The establishment of the Spanish State would be made up of the financial-business, political, judicial, military, Catholic hierarchy, university and mass media elites of the Spanish State, natural heirs of the legacy of General Franco who would have engulfed all decision-making spheres (as it follows from reading the book “Financial Oligarchy and Political Power in Spain” written by ex-banker Manuel Puerto Ducet). Said pressure lobbies would be interconnected through “a restless alliance based on their community of economic interests and amalgamated by the uncompromising defense of the 78 Regime and the“ indissoluble unity of Spain ”and their avowed objective would be to implement in Spain a“ non-democratic liberal ”following in the wake of Orbán’s Hungary.
In this context, the recent campaign undertaken by the PP and Vox (Operation Toga) would be framed and that will have the acquiescence of the Supreme Court, the Court of Accounts and the Constitutional Court to provoke the legislative and executive paralysis of the current progressive majority and force the calling of new General Elections with the hope of achieving an absolute majority and implementing a non-liberal democracy that will draw from the sources of Bonapartist centralism and the paternalism of soft dictatorships and will be endowed with the triple enzyme late Franco (maintenance of indissoluble unity of Spain, strict control of immigration and return to the single heteropatriarchal thought).
Pedro Sánchez and “Operation Toga”
The late-Franco judicial lobby would have engulfed the main judicial bodies of the Spanish State (CGPJ, Supreme Court, Court of Accounts and the Constitutional Court) and despite being in office since 2018, the PP refuses to renew the judicial leadership by continuing to hold the majority in said Courts.
The judicial Tardofranquismo would have the Supreme Court as a retaining wall for the decree-laws approved by the “progressive roller” of Congress; to its President Carlos Lesmes as croupier in the roulette of adjudication of positions and judicial processes; to the judges Marchena, Lamela and Llarena as their media stars and to the prosecutors of the “clan of the indomitable” as their dedicated pawns.
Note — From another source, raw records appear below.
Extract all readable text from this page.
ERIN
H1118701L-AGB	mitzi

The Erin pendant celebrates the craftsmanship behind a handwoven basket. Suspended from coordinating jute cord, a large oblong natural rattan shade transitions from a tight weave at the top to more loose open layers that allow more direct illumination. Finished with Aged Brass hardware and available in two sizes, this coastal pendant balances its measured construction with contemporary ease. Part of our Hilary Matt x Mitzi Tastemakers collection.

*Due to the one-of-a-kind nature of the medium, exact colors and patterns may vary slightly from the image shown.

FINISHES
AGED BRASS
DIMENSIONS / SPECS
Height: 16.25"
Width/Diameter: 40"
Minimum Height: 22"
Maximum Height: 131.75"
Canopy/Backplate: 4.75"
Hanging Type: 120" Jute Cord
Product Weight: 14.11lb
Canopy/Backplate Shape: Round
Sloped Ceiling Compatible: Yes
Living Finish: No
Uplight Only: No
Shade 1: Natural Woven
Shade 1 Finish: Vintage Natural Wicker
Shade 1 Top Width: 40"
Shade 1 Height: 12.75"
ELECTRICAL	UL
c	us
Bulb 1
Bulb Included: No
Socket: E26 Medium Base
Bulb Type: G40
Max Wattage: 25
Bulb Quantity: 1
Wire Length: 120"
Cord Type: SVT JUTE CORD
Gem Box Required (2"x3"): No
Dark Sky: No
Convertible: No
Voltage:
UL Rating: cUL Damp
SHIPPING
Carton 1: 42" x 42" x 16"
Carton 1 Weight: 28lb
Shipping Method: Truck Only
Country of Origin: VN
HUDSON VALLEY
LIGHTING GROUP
Likewise, the Supreme Court would be controlled by the so-called “clan of politicians” in the words of the ex-President of the TS Chamber, Ramón Trillo and would have become a true lobby or pressure group of the late Francoist right that through controversial judicial decisions will try paralyze or reverse the political or economic decisions of the Sánchez Government.
Thus, after the macro-trial of the Procés leaders and their subsequent entry into prison, we witness the attempt to paralyze the granting of pardons to the Procés leaders through a report from the so-called “clan of the indomitable” of the Supreme Prosecutor’s Office in which it warned the Government that “the Constitution prohibits general pardons.” Once the attempt to paralyze the granting of said pardons has failed, it is the turn of the second leg of the late Francoist judicial tripod, the Court of Auditors that claims a whopping 5.4 million Euros from said Catalan leaders for alleged undue expenses in the foreign action of the Govern in the period between 2011 and 2017.
In the paroxysm of the judicial offensive, the Constitutional Court entered the scene, which became the new retaining wall of the legislative work of Parliament as well as the supreme inspector of the Executive’s management and whose last intervention was to declare the Declaration of the State of Alarm implemented unconstitutional by the Sánchez Government in March 2020 with a slim majority of 6 to 5. Said ruling would distort the traditional separation of Powers in a formal democracy by usurping the TC the work of control of Parliament to the management of the Government, which will henceforth be subject to at the mercy of the conservative majority of the Constitutional Court.
Said involutionary judicial offensive would seek to turn the Spanish State into a failed State, entrenched and subject to the dictates of the judicial Late-Franco regime, for which the Government of Sánchez could use the doctrine of the Navarrese Contrafuero that “empowers the Government to request reparation for grievances allegedly committed by the Courts of Justice that affect the laws, ordinances and freedoms agreed upon by society through its legitimate parliamentary representation “, but at the bottom lies the imperative need to renew the expired judicial leadership and the sentence to ostracism of the late Francoist judicial lobby.